Вот Ирина Купченко обращает глаза на режиссера: мол, стоп, дубль испорчен? Это на кокетливую ее реплику: «Вот так и начинаются напрасные романы, просто мужчина наедине с женщиной не смог держать руки при себе» — Андрей Миронов вдруг стиснул руки, как бы скованные кандалами, и принялся шагать перед нею словно вдоль стенок камеры. Дубли с такими диковинными импровизациями потом и входили в картину. В каждом у него возникало что-либо непредвиденное. Вот его герой взбунтовался против своего начальника. «Почему я должен за тебя трубить! Потому что ты меня любишь? Но ведь это ты меня любишь, а не я тебя люблю!»
И вдруг, на экране уже, замечаем, что он в то же время как бы обнимает руку по-хозяйски опершегося на стол этого своего начальственного ласкового вампира. И глаза виноватые, беспомощные...
Несколько месяцев каждодневных счастливых встреч с Андреем Мироновым на съемочной площадке! Обязательно мне было приходить туда? Вовсе нет, я только сценарист, у меня другие дела — за пределами студии. Но в эти незабвенные месяцы не могло быть других дел.
Каждый день он изощренно и разнообразно потешался надо мной. Шуточки его рождались сразу же, стоило мне появиться. Как будто я и приходил для того лишь, чтобы давать ему поводы для острот.
— Неужели, когда кончится работа, мы больше не будем встречаться? — недоуменно, грустно спрашивал он. И спрашивал-то потому, что насквозь видел всех, каждого, значит, и меня... Не встретились больше, ни разу, до конца.
Когда он появлялся на сцене, на экране, и не догадаться было о его замечательном остроумии. Играя смешных, бестолковых, он оставался таким, какими и мы бываем в жизни. Играя беззаботно-удачливых, он был таким, как и мы, но в лучшие наши минуты.
Жизнь, естественно, прозаична. Поэзия в ней нечастый гость. Но среди спасительных муз есть музыка. Миронов жил заодно с ней. Пребывать на сцене — для него это было почти то же, что танцевать. Говорить слова на экране — для него это было необходимостью следовать музыке человеческой речи.
Значит, он был завидно веселый человек?
И такой. Но он был и грустный человек. Две стороны его натуры теснили одна другую. Правда, печаль его с годами становилась менее светла.
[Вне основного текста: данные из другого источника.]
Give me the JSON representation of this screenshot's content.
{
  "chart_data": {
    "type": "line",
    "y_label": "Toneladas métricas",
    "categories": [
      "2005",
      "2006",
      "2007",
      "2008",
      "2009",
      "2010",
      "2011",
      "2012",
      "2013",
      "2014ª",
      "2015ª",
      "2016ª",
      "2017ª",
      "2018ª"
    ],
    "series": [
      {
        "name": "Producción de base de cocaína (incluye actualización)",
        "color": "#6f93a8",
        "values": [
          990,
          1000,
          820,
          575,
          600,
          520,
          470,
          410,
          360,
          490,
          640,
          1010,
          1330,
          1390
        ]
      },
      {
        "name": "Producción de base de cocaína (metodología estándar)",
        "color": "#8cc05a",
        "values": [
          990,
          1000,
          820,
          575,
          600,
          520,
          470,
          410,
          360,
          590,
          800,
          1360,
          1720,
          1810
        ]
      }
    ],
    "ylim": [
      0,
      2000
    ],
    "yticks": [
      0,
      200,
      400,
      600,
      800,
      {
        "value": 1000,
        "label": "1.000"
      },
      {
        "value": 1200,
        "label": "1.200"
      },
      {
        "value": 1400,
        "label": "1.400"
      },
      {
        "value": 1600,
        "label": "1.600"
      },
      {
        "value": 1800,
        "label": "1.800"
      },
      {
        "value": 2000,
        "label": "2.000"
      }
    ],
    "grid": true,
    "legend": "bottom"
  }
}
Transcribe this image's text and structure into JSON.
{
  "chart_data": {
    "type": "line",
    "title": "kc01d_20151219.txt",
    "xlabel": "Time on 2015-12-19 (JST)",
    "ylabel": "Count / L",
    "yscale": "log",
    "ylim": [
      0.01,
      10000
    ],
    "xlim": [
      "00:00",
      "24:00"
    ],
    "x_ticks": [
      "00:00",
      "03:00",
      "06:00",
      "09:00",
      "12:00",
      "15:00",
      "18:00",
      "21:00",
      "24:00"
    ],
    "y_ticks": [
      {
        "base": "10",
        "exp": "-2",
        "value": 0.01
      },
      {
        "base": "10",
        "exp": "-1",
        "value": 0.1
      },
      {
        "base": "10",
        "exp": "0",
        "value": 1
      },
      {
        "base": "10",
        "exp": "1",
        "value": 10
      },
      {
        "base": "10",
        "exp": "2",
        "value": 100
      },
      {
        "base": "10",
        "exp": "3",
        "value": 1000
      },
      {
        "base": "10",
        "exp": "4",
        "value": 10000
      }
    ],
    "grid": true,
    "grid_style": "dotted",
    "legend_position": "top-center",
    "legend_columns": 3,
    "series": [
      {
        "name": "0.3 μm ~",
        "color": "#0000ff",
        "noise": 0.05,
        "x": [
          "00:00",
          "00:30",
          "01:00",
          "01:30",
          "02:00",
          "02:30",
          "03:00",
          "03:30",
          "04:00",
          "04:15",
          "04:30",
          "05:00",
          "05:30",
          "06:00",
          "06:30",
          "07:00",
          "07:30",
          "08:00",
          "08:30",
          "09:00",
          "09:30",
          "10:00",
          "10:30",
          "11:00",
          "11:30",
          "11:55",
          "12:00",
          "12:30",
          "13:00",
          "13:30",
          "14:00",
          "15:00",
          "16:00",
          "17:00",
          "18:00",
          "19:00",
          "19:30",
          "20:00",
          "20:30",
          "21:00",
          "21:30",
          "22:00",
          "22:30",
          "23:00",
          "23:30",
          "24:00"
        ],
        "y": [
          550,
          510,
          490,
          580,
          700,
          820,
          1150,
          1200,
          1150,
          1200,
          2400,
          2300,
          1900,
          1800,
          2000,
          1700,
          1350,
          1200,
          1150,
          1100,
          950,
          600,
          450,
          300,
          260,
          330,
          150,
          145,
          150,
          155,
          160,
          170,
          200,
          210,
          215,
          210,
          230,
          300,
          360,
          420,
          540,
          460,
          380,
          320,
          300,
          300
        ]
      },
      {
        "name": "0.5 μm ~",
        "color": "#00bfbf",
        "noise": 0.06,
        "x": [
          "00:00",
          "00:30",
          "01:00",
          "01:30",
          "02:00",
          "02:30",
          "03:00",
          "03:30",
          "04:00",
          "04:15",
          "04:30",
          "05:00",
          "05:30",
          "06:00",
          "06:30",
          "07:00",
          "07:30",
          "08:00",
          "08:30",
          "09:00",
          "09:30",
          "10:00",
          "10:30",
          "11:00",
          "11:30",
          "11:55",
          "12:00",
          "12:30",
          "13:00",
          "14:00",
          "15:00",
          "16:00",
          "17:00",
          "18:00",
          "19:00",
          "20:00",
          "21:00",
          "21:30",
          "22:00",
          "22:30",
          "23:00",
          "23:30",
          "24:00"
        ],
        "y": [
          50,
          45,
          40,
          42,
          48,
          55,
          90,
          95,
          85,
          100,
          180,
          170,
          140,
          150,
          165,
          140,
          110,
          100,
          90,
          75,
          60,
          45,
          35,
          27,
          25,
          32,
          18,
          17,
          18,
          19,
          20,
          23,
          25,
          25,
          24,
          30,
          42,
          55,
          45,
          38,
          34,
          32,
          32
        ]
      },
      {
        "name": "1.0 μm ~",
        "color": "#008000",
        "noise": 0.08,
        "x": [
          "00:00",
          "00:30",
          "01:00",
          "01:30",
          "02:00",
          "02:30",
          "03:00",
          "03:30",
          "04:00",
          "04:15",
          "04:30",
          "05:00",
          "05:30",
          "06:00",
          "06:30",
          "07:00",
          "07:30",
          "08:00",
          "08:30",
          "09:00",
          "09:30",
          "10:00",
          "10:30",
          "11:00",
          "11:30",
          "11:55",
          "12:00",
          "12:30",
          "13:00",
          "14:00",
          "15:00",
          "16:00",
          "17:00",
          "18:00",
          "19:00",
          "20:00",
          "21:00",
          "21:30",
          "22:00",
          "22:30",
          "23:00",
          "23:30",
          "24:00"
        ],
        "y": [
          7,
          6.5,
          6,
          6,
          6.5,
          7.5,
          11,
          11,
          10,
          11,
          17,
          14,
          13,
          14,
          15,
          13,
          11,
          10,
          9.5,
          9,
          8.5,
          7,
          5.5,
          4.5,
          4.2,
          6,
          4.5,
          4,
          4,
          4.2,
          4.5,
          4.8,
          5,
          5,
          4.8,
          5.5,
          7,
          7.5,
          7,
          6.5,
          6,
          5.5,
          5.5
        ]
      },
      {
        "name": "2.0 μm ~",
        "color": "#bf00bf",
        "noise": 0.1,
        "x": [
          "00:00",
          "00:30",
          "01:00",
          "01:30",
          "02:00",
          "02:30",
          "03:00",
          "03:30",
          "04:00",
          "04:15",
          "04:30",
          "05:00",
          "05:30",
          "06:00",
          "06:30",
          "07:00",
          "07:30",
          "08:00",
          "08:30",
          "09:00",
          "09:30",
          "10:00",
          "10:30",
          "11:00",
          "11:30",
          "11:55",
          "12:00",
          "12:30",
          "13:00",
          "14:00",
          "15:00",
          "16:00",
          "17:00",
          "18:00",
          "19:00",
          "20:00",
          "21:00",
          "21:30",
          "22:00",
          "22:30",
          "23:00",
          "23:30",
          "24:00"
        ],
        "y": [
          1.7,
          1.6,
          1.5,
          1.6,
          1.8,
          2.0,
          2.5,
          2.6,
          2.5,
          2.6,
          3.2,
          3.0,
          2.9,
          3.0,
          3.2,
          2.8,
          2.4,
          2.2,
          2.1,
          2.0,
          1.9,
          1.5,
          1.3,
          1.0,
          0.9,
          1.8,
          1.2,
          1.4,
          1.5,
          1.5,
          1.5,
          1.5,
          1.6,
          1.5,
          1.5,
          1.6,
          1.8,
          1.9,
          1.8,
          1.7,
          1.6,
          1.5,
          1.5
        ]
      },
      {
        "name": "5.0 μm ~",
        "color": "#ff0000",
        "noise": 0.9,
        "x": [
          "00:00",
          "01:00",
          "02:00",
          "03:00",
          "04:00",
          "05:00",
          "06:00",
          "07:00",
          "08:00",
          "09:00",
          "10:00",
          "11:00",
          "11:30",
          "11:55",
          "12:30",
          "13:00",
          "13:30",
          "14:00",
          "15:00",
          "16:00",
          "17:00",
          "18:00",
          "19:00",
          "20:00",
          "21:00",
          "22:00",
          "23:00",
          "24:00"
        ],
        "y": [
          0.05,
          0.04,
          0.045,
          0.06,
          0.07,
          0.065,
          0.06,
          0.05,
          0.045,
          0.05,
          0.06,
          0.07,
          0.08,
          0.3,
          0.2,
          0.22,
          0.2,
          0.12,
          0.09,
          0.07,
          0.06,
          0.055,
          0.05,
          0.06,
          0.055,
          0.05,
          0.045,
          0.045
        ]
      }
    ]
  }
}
Однажды мне позвонил Алексей Герман, который готовился снимать картину «Мой друг Иван Лапшин». И задал неожиданный вопрос: «Какой актер Андрей Миронов? Как с ним работается? Можно ли предложить ему роль писателя, который пытается покончить жизнь самоубийством оттого, что у него умерла жена?» Я сказал, что работать с ним — необыкновенное счастье.
В качестве комического, виртуозно приплясывающего актера он стал кумиром зрителей. Именно кумиром, а не модным. Мода лишь маскирует отсутствие личности. Нам еще неведомы были иные его возможности.
И вот он сыграл эту роль. Помните, как его стошнило от дула пистолета, из которого он хотел пустить себе в рот пулю? А до этого — какой он был флегматичный, ироничный... Герману нужны были не просто хорошие актеры, но люди, понимающие те времена, о которых говорила картина. Миронов был таким.
Он был отзывчив к житейским трудностям незнакомых людей. Стеснительно пользуясь своим обаянием, многим помог. Он был пожизненно предан своим друзьям. Он самозабвенно любил свою мать и своего отца и их друзей.
Многие помнят, как еще только возникли первые разговоры о его таланте. И вот люди намного старше его, видевшие в нем свою молодость, узнали о том, что его уже нет. Появился и исчез на наших глазах. Это часть молодости покинула нашу землю.
Вот как странно: уходят из жизни художники крупных дарований, горячо любимые ценителями. Но лишь один, другой, оказывается, были любимы народом. Так вышло, что жизнь Андрея Миронова была одарена народной любовью. Почему так вышло, что причиной? В нем было то, что в человеке почитается и академиком, и уборщицей, и школьником. А помимо того, — и что-то еще.
Володин А. Свет таланта. В книге: Андрей Миронов. М.: Искусство, 1991.